BTW, what's the current score, I notice that sometimes the results are very well in the several beginning epochs.

Hi, are you still there?

Hi!

Thanks for the response! Due to the bug will block one GPU, I have no an available GPU to get a try recently. I will work on the CVPR rebuttal in the following two weeks and may further explore the code later. Thanks!

Hi, thank you for your wonderful work!

I am also experiencing this exact same bug. It always crashes with a segfault at epoch 6, batch 260 using CUDA 9.0.176. Here are the current scores for the latest checkpoint:

Average across all tIoUs
--------------------------------------------------------------------------------
| CIDEr: 17.6971
| Bleu_4: 1.0493
| Bleu_3: 2.2116
| Bleu_2: 4.9127
| Bleu_1: 11.7354
| Precision: 60.4421
| ROUGE_L: 12.2123
| METEOR: 6.0898
| Recall: 33.7766

Let me know if any progress can be made in fixing this bug. I would like to train the model further!

I have not made any progress on this project currently. Maybe I will return to this project next month, and let you know whether we have made any progress. BTW, I compare your scores with the one in my paper, I think your model is trained not bad.
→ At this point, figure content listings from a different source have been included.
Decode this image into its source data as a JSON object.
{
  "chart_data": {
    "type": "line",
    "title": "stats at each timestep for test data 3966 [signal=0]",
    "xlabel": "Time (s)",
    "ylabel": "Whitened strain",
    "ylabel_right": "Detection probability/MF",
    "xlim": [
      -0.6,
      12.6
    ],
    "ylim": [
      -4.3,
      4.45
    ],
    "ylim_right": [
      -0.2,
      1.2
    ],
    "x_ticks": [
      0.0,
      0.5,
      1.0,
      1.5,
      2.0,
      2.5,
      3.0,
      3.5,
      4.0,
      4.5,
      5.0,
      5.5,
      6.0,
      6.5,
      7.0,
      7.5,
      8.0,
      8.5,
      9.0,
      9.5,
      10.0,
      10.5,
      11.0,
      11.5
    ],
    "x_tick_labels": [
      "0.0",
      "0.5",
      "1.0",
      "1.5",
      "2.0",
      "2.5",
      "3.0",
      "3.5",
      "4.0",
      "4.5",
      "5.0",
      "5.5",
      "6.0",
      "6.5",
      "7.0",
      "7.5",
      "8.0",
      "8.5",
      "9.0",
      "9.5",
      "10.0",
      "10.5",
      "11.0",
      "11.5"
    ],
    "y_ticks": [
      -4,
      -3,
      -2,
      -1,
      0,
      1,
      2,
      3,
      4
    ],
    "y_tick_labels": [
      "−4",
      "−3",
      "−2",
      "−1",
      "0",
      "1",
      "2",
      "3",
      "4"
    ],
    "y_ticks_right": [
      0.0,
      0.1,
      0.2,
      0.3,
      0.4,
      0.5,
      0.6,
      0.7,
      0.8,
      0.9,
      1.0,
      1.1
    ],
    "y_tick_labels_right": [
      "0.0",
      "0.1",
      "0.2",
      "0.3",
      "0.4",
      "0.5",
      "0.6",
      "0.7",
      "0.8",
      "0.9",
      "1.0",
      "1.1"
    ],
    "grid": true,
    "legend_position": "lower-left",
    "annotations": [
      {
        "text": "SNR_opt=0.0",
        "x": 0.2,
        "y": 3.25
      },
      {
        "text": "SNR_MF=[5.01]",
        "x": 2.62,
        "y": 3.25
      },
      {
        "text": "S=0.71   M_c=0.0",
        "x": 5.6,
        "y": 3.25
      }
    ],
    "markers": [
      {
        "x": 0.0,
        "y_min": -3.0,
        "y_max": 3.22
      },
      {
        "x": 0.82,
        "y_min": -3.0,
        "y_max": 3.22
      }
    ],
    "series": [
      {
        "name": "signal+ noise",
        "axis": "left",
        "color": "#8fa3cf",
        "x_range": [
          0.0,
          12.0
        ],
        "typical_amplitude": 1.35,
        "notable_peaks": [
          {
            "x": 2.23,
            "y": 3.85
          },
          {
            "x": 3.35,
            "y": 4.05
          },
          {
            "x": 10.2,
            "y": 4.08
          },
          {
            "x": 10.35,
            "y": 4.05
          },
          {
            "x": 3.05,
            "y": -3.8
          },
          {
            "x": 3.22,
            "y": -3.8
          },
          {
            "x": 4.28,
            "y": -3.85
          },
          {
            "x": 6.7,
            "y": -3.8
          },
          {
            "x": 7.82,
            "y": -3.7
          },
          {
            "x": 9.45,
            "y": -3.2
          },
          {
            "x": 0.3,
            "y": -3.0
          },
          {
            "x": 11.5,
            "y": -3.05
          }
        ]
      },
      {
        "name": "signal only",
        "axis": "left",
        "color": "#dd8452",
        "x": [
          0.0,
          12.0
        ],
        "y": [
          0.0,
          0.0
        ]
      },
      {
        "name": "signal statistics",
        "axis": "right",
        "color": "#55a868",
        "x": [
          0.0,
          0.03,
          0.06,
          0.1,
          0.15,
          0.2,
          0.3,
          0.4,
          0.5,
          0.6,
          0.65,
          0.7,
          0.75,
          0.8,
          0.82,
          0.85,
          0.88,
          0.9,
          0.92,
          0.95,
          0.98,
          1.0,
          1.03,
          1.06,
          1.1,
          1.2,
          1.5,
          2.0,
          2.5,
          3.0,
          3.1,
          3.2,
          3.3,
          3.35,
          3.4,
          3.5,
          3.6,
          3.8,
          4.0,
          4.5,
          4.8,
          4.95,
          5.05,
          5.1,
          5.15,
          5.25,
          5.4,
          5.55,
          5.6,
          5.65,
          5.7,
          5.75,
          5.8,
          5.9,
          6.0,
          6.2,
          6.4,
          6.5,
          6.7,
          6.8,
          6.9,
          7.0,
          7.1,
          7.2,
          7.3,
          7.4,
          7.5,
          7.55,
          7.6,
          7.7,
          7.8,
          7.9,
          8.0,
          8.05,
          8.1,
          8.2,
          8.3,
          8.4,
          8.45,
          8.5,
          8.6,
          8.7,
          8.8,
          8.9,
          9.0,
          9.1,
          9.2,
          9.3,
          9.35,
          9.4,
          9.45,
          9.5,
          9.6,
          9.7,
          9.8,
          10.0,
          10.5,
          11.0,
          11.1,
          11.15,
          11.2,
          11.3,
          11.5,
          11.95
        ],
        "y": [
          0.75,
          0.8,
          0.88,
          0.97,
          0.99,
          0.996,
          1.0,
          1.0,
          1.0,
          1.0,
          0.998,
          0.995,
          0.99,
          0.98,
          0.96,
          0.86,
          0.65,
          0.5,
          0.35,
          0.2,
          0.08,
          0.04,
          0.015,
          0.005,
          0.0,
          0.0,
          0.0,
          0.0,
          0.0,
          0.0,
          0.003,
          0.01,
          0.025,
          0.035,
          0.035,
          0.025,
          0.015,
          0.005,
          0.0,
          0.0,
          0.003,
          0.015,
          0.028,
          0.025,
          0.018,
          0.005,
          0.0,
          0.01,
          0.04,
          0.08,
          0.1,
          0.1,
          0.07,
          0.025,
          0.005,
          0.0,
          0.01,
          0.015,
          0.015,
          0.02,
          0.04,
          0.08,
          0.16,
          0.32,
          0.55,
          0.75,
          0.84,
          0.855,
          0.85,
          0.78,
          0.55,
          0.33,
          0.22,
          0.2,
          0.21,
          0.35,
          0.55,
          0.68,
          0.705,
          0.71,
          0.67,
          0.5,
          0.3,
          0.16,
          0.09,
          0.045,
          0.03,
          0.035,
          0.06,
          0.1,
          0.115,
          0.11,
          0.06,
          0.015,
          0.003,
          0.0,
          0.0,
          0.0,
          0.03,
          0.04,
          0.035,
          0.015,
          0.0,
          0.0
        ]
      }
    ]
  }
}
According to my experiment, the best scores are always obtained in the several starting epochs, so I think you can check the result after the first several epochs.

And, thanks for your comment, keep in touch under this issue pls.

Hi, I wanted to let you know that the training proceeded past epoch 6 after I decreased batch size from the default of 32 to 16. Obvious fix in retrospect!

@aemrey, See, this is really a strange bug.